Non sempre a tavola si porta il, tradizionale piatto di pasta, a volte usa preparare cose diverse, specialmente la sera a cena o nelle scampagnata in campagna. Una di queste pietanze tipiche, è senza dubbio la GUASTEDDA, che riesce a trasmettere al palato oltre al sapore del pane appena sfornato, l’impreziosità dello stesso, condito in vario modo.

Una pietanza che spesso accompagna le gite fuori porta o lo “schiticchio” con gli amici.

Ingredienti:

gr. 600 pasta da pane già lievitata;

gr. 200 ricotta;

 

gr. 150 caciocavallo;

farina; semi di cumino;

strutto.

Procedimento: lavorate per qualche minuto sulla spianatoia infarinata la pasta da pane, poi dividetela a pezzi ai quali darete la forma di panini allungati. Metteteli su una piastra unta di strutto e spolveratene la superficie con semi di cumino. Coprite i panini con un canovaccio e lasciateli lievitare per un’oretta. Fate dei panini di 200 gr. ciascuno. Mettete la pasta in forno caldo e fate cuocere sino a che le guastedde saranno dorate.
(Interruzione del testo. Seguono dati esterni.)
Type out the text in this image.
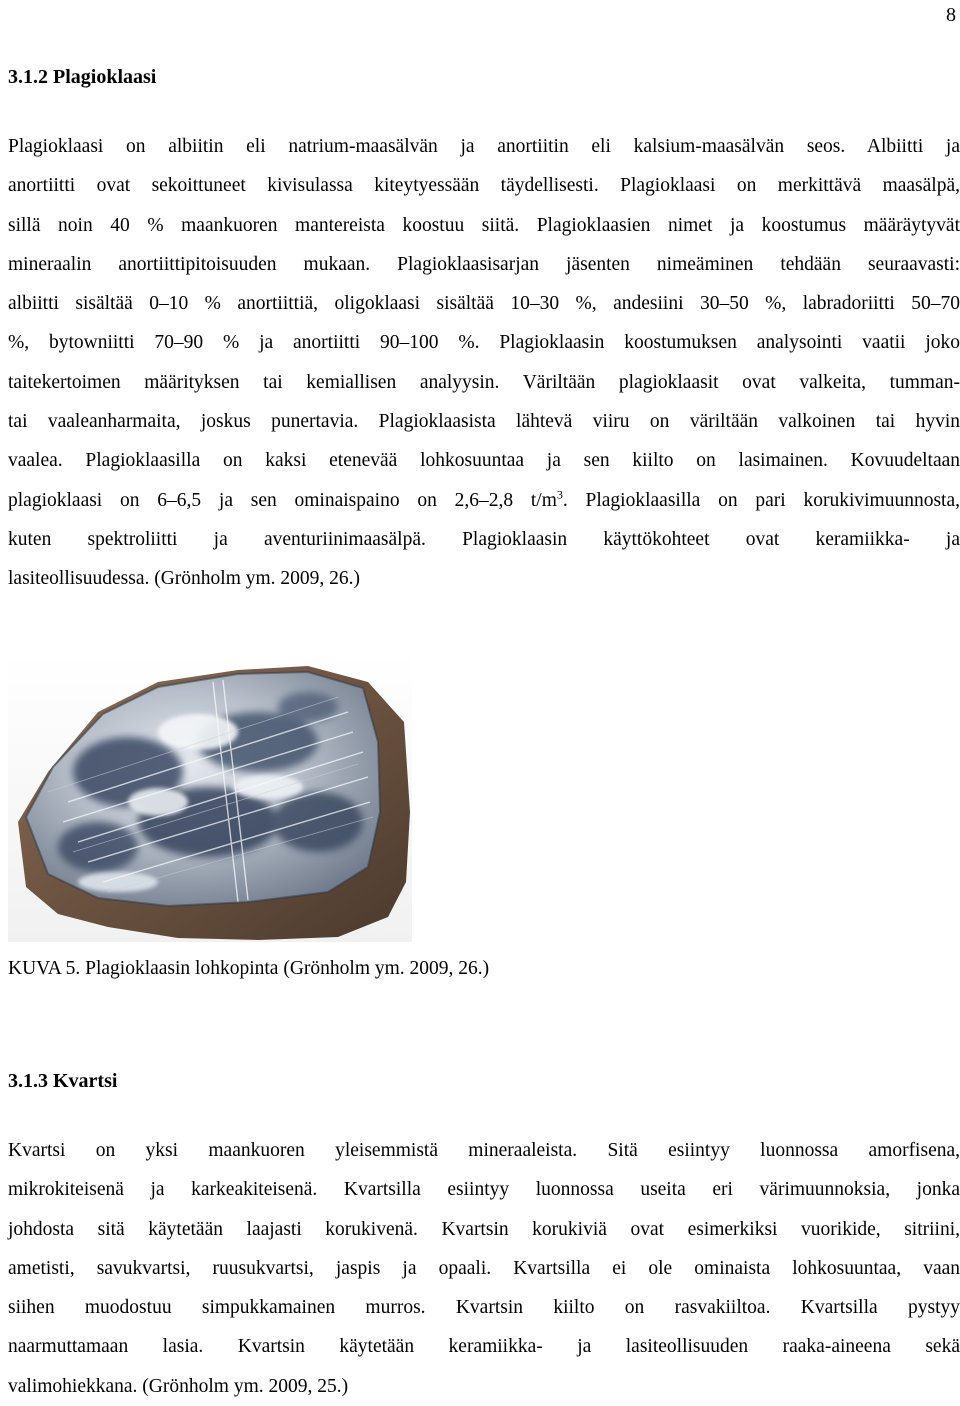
8
3.1.2 Plagioklaasi
Plagioklaasi on albiitin eli natrium-maasälvän ja anortiitin eli kalsium-maasälvän seos. Albiitti ja
anortiitti ovat sekoittuneet kivisulassa kiteytyessään täydellisesti. Plagioklaasi on merkittävä maasälpä,
sillä noin 40 % maankuoren mantereista koostuu siitä. Plagioklaasien nimet ja koostumus määräytyvät
mineraalin anortiittipitoisuuden mukaan. Plagioklaasisarjan jäsenten nimeäminen tehdään seuraavasti:
albiitti sisältää 0–10 % anortiittiä, oligoklaasi sisältää 10–30 %, andesiini 30–50 %, labradoriitti 50–70
%, bytowniitti 70–90 % ja anortiitti 90–100 %. Plagioklaasin koostumuksen analysointi vaatii joko
taitekertoimen määrityksen tai kemiallisen analyysin. Väriltään plagioklaasit ovat valkeita, tumman-
tai vaaleanharmaita, joskus punertavia. Plagioklaasista lähtevä viiru on väriltään valkoinen tai hyvin
vaalea. Plagioklaasilla on kaksi etenevää lohkosuuntaa ja sen kiilto on lasimainen. Kovuudeltaan
plagioklaasi on 6–6,5 ja sen ominaispaino on 2,6–2,8 $t/m^3$. Plagioklaasilla on pari korukivimuunnosta,
kuten spektroliitti ja aventuriinimaasälpä. Plagioklaasin käyttökohteet ovat keramiikka- ja
lasiteollisuudessa. (Grönholm ym. 2009, 26.)

KUVA 5. Plagioklaasin lohkopinta (Grönholm ym. 2009, 26.)

3.1.3 Kvartsi
Kvartsi on yksi maankuoren yleisemmistä mineraaleista. Sitä esiintyy luonnossa amorfisena,
mikrokiteisenä ja karkeakiteisenä. Kvartsilla esiintyy luonnossa useita eri värimuunnoksia, jonka
johdosta sitä käytetään laajasti korukivenä. Kvartsin korukiviä ovat esimerkiksi vuorikide, sitriini,
ametisti, savukvartsi, ruusukvartsi, jaspis ja opaali. Kvartsilla ei ole ominaista lohkosuuntaa, vaan
siihen muodostuu simpukkamainen murros. Kvartsin kiilto on rasvakiiltoa. Kvartsilla pystyy
naarmuttamaan lasia. Kvartsin käytetään keramiikka- ja lasiteollisuuden raaka-aineena sekä
valimohiekkana. (Grönholm ym. 2009, 25.)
Apritele da un lato e riempitele con fettine di ricotta e caciocavallo e un cucchiaino di strutto caldissimo. Richiudete i panini premendo un poco sull’apertura e serviteli caldissimi. Una variante sarà di imbottire i panini di caciocavallo fresco rimettendoli poi in forno per altri 10 minuti prima di servirli. Una seconda variante sarà quella di aggiungere al formaggio anche della mortadella per ottenere le “guastedde maritate”.